- Learn how to culture viruses in a host cell
- Quantitate viruses in a specimen
- Identify viral plaques in a bacterial lawn
Bacteriophages are viruses which infect bacteria. PHAGE (as in phagocytosis) means "to eat", and generally refers to a virus. Most bacteria have phages that are able to parasitize them. In fact, the ability to be infected with a known phage type is used to identify some strains of bacteria (like Staph), known as phage typing. As the virus infects bacterial cells that it has been mixed with, the lytic infection destroys the bacteria. The bacteria have been poured into what is called a bacterial lawn on the agar plate. As the surrounding cells are infected and killed by the released viruses, a clear spot on the agar---in the bacterial lawn--develops, called a plaque.The plaques can be counted and the number of virus particles or virions in the original specimen, can be quantitated as viruses/ ml of plaque-forming units/ml (PFUs).
In this lab, 2 kinds of bacteriophages will be used---T4 and phi 174 viruses. Their host bacteria are 2 different strains of E. coli,so these bacteriophages are called coliphages. The purpose of using 2 different viruses is to show the specificity of a virus for its host, even for these little bacterial viruses. The liquefied tryptone soft agar, into which the bacteria and viruses are placed, has less agar concentration than normal liquefied agar. It allows better diffusion of the viruses and better contact with the bacteria.
MATERIALS NEEDED: per table
- 10-3 dilution of the bacteriophage ( this 1/1000 is already made for you ) –either T4 or phi 174
- micropipette and tips
- Pi-pump and 10 ml pipets
- 5 test tubes for dilutions
- 1 bottle of saline solution (0.9% NaCl) to make dilutions
- 50º C water bath
- 1 strain of E. coli ( B or C ) in TSB
- 6 TSA plates
- 6 - 3 ml liquefied soft agar tubes (kept in water bath)

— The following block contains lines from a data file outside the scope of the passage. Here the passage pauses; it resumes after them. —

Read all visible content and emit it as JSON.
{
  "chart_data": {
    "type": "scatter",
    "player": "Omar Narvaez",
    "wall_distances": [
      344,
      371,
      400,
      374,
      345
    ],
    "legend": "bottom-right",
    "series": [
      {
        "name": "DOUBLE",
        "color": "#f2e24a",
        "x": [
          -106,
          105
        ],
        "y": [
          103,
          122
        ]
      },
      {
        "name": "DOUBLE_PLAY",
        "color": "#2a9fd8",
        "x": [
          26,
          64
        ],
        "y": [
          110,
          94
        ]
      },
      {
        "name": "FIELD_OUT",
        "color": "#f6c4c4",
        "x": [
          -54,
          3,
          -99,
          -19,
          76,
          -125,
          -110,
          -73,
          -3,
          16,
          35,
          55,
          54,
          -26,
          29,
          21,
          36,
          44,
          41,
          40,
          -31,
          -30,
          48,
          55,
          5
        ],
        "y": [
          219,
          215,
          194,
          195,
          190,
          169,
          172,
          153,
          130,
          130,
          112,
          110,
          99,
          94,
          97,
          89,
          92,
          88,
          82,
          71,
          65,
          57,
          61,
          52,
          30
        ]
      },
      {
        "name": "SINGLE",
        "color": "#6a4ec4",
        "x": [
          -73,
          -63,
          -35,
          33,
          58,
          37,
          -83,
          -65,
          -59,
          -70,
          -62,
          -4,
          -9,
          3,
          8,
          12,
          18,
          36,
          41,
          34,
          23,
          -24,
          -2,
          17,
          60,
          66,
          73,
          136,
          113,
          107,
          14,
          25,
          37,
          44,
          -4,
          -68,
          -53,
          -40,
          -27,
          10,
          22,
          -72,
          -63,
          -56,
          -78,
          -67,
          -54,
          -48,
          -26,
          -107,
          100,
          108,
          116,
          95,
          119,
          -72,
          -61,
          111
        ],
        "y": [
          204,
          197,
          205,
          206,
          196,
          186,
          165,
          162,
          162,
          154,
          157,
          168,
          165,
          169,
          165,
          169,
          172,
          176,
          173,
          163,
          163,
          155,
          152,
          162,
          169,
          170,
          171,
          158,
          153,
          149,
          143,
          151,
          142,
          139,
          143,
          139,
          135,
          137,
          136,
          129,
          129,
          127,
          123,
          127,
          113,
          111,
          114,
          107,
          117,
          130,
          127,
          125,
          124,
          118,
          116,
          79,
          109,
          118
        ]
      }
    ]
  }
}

- The phage specimen you will use is already diluted to 1/ 1000, and you will dilute further.
- Bacteria and phage are mixed together in tubes of soft agar. The mix is incubated in the water bath.
- After incubation the mix is added to the soft agar and poured over the tryptone agar plates.
- Be SURE to mix the dilutions.
- Change pipettes between dilutions.
- Each table will use a different combination of a phage and an E. coli host.
Detailed procedure with diagram
Set up 5 saline (0.85% NaCl) dilution tubes labeled 10-4, 10-5,10-6, 10-7, and 10-8. Into each tube, place 9ml pf into which you will dilute the viral solution. You will be making 1/10 dilutions.
- Starting with the 10-3 dilution of the virus that you picked up (or were given by your instructor), transfer 1 ml to the dilution tube marked 10-4 and mix.
- Make 4 more dilutions out to 10-8.
- Into 6 microtubes, add 100 microliters of each viral dilution, plus 300 microliters of E. coli. Let sit at room temperature for 10 minutes while the virus infects the bacteria. Mix these well.
- Take the tubes over to the water bath and transfer the entire contents of E. coli - phage tubes into 6 soft agar tubes, using a sterile plastic transfer pipet. Mix well. KEEP SOFT AGARS INSIDE OF WATER BATH SO THEY DO NOT SOLIDIFY.
- Remove 1 soft agar tube at a time and pour it onto the TSA agar plates, gently rotating the plate WELL so as to distribute the phage - bacteria all over the agar.
- Allow the plates to harden and incubate at 37º C right side up.
- Lay the 6 plates right side up, from lowest dilution towards highest dilution.
- Pick each plate up, hold it up to the light, and determine which one has between 30 - 300 plaques (you can also use the Quebec colony counters---good backlighting!)
- Get an accurate count of that plate. Fill in the formula for viral counts.
- Calculate the number of viruses per ml. of original specimen.
- Why are viral counts expressed as plaque forming units (PFUs)?
- Did the two phages grow on both E. coli strains? Why or why not?
- Give the plaque count/ml for your viral specimen.